Related – When you do things right, people won’t be sure you’ve done anything at all.
A lot less people would buy a lottery ticket if the rule was “pick a number between 1 and 300 million. If you guess right, you win.”
Some stranger somewhere still remembers you because you were kind to them when no one else was.
While we sleep our brain makes up stories and then gets scared of them.
Related – Mine does that when I’m awake.
If you were bulletproof, you would probably live your entire life without knowing.
The way we treat moths vs how we treat butterflies is the prime example of pretty privileges.
The international space station takes the smartest people on the planet and turns them into maintenance workers.
The degree to which one hates mosquitoes is typically based on how much mosquitoes love them.
Children don’t get more disrespectful as they age, they just slowly feel that they are mature enough to express their own feelings and concerns.

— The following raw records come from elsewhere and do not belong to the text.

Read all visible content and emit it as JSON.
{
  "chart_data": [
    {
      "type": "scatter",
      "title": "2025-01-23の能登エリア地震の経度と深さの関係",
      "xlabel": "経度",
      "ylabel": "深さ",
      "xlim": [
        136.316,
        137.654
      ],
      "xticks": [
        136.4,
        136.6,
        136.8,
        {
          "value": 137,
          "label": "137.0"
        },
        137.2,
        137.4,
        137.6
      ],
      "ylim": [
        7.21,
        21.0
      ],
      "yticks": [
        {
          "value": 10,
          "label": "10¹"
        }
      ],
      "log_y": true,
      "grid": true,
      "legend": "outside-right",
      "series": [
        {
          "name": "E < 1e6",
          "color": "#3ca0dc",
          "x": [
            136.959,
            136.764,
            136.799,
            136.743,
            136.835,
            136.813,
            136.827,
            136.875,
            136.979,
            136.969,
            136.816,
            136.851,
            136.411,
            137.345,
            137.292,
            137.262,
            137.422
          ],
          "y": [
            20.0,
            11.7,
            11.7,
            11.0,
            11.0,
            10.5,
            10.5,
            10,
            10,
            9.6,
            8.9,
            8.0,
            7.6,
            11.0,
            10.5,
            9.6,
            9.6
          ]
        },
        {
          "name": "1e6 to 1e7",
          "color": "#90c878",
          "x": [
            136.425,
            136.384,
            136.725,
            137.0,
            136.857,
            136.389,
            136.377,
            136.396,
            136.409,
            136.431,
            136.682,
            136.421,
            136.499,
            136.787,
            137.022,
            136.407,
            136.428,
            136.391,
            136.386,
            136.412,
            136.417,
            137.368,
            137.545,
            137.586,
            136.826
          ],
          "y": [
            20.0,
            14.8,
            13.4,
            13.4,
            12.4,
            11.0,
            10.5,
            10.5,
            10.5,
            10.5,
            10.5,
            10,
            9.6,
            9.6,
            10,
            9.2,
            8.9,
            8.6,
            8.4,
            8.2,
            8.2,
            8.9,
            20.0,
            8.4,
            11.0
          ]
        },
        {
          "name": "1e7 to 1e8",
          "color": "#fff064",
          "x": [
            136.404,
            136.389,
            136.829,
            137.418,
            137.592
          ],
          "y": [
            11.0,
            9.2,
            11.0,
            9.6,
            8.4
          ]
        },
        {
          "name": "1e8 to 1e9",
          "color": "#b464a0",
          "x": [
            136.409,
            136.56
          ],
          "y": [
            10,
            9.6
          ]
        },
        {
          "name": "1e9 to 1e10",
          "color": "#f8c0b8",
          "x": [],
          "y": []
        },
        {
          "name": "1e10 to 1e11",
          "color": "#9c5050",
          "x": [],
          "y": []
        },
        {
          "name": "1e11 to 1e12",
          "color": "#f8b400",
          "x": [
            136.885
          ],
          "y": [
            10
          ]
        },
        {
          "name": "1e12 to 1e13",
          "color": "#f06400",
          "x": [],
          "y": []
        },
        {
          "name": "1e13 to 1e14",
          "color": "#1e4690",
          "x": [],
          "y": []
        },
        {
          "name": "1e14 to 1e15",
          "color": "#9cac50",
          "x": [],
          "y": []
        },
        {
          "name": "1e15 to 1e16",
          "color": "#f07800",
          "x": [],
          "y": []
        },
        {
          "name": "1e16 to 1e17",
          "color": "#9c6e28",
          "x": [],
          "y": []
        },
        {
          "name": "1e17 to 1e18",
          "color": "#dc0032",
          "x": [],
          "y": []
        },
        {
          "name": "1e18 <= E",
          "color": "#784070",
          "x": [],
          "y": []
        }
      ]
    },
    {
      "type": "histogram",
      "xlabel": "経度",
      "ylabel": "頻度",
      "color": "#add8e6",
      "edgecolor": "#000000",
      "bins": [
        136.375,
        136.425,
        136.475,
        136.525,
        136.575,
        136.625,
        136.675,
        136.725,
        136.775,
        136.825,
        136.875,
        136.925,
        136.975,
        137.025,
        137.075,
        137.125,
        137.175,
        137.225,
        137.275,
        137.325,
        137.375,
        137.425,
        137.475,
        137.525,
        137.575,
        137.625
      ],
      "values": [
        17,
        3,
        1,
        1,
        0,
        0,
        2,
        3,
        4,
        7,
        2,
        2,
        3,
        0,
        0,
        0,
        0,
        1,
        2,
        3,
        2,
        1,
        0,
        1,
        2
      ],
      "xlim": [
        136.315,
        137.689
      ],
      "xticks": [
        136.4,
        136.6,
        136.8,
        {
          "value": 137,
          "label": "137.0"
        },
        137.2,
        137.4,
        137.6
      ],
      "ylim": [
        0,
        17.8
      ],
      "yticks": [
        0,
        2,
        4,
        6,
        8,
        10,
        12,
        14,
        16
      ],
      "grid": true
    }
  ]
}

Kids don’t like sleeping so much because they haven’t gotten bored with life yet.
Most men will receive their first bunch of flowers at their funeral.
Hearing “I love you” hits different than “I love you too”
Related – That’s why you always respond with “I know”
Gambling is only considered an addiction if you are bad at it.
The answer to the age old half empty or full glass question: It depends on your last action with it. If you drank from it it’s half empty, but if you filled it it’s half full.
One of the great things about cooking your own food is the sweet certainty that any hair in it is yours.
4am is the hour where you’re either up really late or really early.
People who drink and claim to be drunk are never as drunk as the people who drink and claim to be sober.
It’s okay to kick a pregnant women as long as it’s from the inside.
Taking a dump right after showering always feels extra dirty.
You can know someone for years and not know what color their eyes are.
There must be a lot of Tinder dates where both persons where catfished but ended up thinking that they were stood up because neither of them could find the person they were looking for.
Most people’s handwriting show that doing something mindlessly a million times over does not yield improvement unless you actively try to improve.
Related – Practice doing something badly, and you just get better at doing it badly.
If we all agreed to it, we could live in the year 3,000.
Limousines have gone completely out of fashion and no one has really noticed.
When the secret to immortality is discovered we won’t notice for a good fifty years before we realize the billionaires aren’t just taking good care of themselves.
One day you’ll buy a food item which has a longer expiration date than your own.